During the late 18th and early 19th centuries, Utuado's population continued to grow as coffee gained in importance and growers saw the need for high altitudes and mountainous terrain to produce the best coffee beans. People not only migrated from the Puerto Rican coastal towns but also from Ireland (Founder Sebastian de Morfi = Sebastian Murphy), Canary Islands and the Balearic Islands of Majorca and Minorca, all seeking the riches that coffee had to offer.

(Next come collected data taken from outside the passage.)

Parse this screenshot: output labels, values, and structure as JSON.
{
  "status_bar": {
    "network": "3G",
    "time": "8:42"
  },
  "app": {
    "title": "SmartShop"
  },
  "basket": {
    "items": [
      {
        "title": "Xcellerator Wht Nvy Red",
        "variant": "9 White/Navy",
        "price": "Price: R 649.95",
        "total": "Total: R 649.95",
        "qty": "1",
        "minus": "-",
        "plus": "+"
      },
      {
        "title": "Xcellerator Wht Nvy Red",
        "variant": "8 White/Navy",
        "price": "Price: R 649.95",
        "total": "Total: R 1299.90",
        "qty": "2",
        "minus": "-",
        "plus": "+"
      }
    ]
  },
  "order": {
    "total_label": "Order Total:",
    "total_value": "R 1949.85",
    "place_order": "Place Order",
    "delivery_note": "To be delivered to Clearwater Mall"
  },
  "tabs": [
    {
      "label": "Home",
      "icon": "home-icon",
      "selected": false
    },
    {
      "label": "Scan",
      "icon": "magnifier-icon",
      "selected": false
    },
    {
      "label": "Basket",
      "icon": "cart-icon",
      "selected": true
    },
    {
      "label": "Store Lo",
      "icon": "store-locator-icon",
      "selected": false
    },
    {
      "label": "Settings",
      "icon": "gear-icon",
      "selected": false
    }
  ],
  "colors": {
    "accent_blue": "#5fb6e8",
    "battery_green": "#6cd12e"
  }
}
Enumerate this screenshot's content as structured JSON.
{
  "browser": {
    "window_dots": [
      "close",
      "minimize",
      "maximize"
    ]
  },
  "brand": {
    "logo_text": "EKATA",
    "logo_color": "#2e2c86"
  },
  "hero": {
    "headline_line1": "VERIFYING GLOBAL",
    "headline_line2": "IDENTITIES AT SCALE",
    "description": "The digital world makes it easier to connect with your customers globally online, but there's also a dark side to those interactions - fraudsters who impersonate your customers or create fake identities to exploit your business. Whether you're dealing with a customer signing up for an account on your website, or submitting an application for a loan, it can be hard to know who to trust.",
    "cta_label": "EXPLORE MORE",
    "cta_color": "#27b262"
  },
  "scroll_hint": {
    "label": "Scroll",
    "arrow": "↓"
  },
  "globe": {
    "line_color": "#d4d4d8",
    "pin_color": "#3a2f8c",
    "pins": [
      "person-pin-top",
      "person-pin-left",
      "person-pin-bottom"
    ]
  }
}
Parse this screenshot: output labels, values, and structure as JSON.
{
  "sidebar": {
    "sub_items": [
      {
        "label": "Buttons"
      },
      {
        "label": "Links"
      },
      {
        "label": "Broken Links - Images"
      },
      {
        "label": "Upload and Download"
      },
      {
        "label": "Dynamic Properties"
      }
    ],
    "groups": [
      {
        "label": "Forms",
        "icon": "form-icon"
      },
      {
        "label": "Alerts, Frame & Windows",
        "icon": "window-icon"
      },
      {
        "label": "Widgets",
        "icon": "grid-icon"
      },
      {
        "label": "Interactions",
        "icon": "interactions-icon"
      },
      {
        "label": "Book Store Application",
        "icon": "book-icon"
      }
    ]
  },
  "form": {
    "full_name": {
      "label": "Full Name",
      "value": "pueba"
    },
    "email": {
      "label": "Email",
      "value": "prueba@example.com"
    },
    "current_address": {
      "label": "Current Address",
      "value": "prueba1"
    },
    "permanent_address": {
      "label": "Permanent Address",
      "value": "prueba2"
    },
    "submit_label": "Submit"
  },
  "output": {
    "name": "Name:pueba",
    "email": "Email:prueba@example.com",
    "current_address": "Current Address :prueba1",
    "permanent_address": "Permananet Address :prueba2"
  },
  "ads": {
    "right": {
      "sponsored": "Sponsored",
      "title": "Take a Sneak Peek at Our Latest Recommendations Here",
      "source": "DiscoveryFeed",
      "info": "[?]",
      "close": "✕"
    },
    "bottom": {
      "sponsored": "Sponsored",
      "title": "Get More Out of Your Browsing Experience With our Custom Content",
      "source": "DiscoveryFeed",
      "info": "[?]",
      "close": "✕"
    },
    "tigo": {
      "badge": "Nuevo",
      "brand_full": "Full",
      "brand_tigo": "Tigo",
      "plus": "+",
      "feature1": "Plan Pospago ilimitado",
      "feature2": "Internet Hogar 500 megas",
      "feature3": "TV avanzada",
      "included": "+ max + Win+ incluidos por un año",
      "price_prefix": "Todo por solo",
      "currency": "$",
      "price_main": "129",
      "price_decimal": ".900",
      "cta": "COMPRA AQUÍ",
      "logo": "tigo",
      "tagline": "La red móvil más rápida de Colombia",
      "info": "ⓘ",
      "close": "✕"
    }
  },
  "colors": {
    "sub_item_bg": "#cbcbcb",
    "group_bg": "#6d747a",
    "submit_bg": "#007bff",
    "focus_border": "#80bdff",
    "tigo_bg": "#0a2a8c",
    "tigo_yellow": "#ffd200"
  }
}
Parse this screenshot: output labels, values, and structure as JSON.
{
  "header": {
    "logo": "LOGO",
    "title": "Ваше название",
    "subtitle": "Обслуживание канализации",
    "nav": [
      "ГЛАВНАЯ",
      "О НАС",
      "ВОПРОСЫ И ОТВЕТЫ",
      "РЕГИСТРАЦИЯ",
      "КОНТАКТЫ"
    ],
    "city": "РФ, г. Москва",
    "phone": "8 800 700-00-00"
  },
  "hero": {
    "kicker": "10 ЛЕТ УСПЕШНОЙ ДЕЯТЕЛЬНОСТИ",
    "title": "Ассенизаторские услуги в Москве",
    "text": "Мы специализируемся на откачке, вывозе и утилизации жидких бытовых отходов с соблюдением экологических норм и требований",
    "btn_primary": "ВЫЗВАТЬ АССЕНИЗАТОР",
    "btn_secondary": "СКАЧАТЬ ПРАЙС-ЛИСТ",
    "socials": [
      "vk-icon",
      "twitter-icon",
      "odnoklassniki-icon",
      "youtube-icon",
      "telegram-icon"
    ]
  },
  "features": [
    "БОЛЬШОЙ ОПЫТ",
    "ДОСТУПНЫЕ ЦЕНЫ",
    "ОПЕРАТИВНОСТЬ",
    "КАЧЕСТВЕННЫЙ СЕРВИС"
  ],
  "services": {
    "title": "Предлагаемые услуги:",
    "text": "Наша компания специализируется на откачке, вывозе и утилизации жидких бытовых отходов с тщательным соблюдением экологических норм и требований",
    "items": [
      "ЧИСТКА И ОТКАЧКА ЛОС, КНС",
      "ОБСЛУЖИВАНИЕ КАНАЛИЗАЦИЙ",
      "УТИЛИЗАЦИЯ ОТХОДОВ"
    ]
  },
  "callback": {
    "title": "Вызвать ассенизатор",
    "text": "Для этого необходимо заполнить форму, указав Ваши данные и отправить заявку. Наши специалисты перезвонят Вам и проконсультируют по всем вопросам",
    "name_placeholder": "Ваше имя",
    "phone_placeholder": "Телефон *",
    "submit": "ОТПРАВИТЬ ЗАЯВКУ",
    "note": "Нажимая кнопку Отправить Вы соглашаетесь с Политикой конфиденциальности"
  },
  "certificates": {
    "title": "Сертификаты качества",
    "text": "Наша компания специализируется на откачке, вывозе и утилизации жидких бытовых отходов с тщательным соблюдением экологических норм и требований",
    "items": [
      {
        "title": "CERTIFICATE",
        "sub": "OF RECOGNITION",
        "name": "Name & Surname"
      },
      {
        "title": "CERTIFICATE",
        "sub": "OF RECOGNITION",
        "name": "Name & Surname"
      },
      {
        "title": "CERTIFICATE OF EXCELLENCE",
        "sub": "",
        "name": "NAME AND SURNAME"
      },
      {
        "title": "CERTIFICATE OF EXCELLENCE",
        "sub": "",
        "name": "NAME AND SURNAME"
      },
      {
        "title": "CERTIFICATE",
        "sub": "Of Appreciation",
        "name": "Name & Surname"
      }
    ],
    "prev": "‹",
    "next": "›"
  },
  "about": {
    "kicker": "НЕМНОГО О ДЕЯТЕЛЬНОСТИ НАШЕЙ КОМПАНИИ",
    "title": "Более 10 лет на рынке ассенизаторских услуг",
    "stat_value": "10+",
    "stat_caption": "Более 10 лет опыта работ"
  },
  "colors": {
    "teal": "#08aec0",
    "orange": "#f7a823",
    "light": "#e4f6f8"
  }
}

Golden era of coffee - "black gold"
During the late 19th century Utuado experienced an explosive economic growth centered around the cultivation of coffee, also known at the time as oro negro or "black gold". By the 1890s Utuado was the largest producer of coffee in Puerto Rico and the second municipality (after Ponce) with the largest population. It produced a rich social life for many of its citizens and a casino and theatre were established in the town. The progress of the town was so evident that the regent Queen of Spain, María Cristina, honored the town with the title of Ciudad (City) on August 20, 1894.[1] In 1896 or 1897 Utuado was the first city in Puerto Rico with a public electric lighting system powered by a hydraulic turbine power plant,[2][3] and in that same year mayor Juan Casellas planned a train system to unite Utuado with Arecibo. By 1899 this golden era ended due to two events: the United States occupation of the island in 1898, which made sugar the new crop of importance instead of coffee (Utuado's mountainous landscape was not ideal for growing sugarcane, making it impossible for it to compete in the sugar industry), and Hurricane San Ciriaco in 1899, which destroyed the coffee haciendas.